As much as I always enjoy the chance to see a SilverCity pre-screening, it’s hard for me to get enthusiastic about a movie about a couple of grifters. Especially the master and apprentice kind, where a seemingly hopeless but but enthusiastic novice tells a seasoned veteran “Show me how to do what you do”. I couldn’t help entering the theater thinking that I had already seen every possible twist, every possible combination of who’s playing who and who’s been in on it the whole time. Having been tricked before, I vowed to go in with my eyes open.
Focus didn’t throw anything at us that I haven’t already seen. I can’t say I was able to predict every single twist. I couldn’t possibly. The movie shifted gears so many times that I couldn’t always tell which trick was coming next but, once it came, it was usually familiar.

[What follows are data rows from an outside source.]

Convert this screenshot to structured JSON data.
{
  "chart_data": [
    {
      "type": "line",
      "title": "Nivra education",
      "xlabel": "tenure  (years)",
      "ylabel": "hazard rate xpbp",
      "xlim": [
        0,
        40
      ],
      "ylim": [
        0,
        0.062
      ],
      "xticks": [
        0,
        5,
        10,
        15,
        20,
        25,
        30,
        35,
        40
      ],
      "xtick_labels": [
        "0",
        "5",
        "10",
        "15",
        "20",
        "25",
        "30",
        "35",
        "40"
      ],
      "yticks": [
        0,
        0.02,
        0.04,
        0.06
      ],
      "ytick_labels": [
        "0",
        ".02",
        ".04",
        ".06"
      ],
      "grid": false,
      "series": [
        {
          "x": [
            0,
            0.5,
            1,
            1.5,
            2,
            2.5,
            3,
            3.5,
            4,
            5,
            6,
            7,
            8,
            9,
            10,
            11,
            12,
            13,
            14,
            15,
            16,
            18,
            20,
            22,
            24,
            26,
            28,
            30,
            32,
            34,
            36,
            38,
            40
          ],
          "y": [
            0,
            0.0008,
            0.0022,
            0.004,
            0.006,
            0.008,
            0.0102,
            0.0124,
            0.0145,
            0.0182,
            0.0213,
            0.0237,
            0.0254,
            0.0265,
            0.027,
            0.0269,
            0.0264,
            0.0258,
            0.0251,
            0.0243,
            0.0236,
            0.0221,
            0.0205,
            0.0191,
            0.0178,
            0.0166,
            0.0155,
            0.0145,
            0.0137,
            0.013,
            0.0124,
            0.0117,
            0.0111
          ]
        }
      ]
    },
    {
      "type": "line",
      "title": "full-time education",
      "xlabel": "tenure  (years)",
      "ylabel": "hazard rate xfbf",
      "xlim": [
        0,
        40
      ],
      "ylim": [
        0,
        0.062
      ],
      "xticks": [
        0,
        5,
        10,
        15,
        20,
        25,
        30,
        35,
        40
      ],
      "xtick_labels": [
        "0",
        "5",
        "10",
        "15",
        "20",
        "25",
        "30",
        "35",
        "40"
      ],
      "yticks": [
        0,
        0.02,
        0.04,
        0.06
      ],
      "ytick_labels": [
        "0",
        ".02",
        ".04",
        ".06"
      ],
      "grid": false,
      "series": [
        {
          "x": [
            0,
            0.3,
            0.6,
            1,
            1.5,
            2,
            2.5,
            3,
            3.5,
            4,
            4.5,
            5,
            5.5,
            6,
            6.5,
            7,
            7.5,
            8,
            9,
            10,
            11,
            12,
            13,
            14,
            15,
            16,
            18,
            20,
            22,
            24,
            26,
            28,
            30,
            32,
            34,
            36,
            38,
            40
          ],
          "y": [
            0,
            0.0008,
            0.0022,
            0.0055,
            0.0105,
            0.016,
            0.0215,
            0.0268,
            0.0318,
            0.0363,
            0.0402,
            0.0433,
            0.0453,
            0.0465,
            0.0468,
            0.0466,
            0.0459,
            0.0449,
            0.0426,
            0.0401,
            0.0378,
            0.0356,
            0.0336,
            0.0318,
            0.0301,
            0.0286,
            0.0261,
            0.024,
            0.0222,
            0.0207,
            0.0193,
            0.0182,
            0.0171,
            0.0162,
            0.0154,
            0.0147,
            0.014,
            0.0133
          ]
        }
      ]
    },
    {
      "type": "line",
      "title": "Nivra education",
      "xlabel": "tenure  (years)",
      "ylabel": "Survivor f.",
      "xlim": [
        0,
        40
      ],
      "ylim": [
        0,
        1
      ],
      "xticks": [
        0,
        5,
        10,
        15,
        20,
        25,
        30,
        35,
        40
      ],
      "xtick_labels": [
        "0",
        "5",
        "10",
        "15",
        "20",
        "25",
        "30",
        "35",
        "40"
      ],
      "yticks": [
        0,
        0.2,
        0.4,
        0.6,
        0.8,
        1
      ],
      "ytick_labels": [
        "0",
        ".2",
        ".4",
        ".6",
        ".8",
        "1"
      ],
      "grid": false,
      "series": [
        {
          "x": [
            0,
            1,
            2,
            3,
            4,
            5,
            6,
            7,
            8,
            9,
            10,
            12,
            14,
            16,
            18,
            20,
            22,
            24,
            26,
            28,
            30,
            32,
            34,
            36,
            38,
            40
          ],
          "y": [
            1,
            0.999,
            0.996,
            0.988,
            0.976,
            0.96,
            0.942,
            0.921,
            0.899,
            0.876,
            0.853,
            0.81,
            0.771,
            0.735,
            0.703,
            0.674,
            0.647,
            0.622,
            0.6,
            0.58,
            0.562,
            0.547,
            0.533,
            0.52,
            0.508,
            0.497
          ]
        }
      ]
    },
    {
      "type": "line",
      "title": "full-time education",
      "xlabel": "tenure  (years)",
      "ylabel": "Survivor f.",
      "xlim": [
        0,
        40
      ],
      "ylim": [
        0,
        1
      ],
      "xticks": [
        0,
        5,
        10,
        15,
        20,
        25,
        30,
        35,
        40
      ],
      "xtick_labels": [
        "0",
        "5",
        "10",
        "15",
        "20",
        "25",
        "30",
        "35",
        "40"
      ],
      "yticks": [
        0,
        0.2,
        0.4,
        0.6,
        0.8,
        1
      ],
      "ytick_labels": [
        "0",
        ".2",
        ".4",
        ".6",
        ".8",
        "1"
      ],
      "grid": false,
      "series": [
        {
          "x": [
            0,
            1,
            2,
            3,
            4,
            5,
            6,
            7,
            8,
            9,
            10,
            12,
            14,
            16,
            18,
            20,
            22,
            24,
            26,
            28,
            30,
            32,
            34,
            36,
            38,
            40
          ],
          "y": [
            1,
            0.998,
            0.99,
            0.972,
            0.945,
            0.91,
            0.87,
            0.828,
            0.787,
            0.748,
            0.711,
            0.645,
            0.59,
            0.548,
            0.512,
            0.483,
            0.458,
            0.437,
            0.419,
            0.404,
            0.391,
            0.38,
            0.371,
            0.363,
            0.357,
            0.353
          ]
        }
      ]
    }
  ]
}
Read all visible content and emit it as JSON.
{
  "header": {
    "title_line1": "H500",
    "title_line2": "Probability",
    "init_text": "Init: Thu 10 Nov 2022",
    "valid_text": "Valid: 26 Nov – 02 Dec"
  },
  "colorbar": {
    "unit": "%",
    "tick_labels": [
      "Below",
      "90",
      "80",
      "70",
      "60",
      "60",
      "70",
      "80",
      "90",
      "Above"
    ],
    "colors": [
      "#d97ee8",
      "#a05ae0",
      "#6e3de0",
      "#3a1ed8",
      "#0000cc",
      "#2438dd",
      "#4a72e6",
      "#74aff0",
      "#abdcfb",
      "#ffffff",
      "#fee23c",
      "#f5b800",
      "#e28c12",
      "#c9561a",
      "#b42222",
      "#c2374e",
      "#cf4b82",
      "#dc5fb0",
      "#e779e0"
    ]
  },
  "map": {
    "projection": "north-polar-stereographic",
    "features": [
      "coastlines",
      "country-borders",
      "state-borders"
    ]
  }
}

Which isn’t to say that there’s nothing to like. Focus is more than a heist film, it’s a comeback film for Will Smith after a nearly two-year absence after 2013’s unsuccessful After Earth. His career has had more surprises and twists than Focus does and I’ve enjoyed watching him continue to improve as an actor ever since his sitcom days. Now well into his forties, he plays Nicky as confident instead of coky, with none of that goofy hamminess he brought to most of his earlier movies. His banter with up and coming co-star Margot Robbie is much more fun to watch than the execution of the scams are, which are rarely clever and often just plain sillly.
Smith and Robbie look great and so does the movie. Directors Glenn Ficcara and John Requa find the coolest bars and know how to shoot them and, just like in their last movie Crazy Stupid Love, the bar seduction scenes are the best in the movie. The clothes, the lighting, the slick editing, and confidence of the two leads can make the dialogue sound smarter than it really is.
You are spot-on, sir. I do remember thinking the bar in Buenes Aires looked crazy cool.
I thought that the set-up weirdly made up like 60% of the movie, and the heist part only about 30%. It’s like the screenwriter just couldn’t be bothered to come up with much of a back half. In fact, the heisting was really not impressive, and as you said, not very clever. I suppose this was maybe just a rom-com dressed up as a heist movie.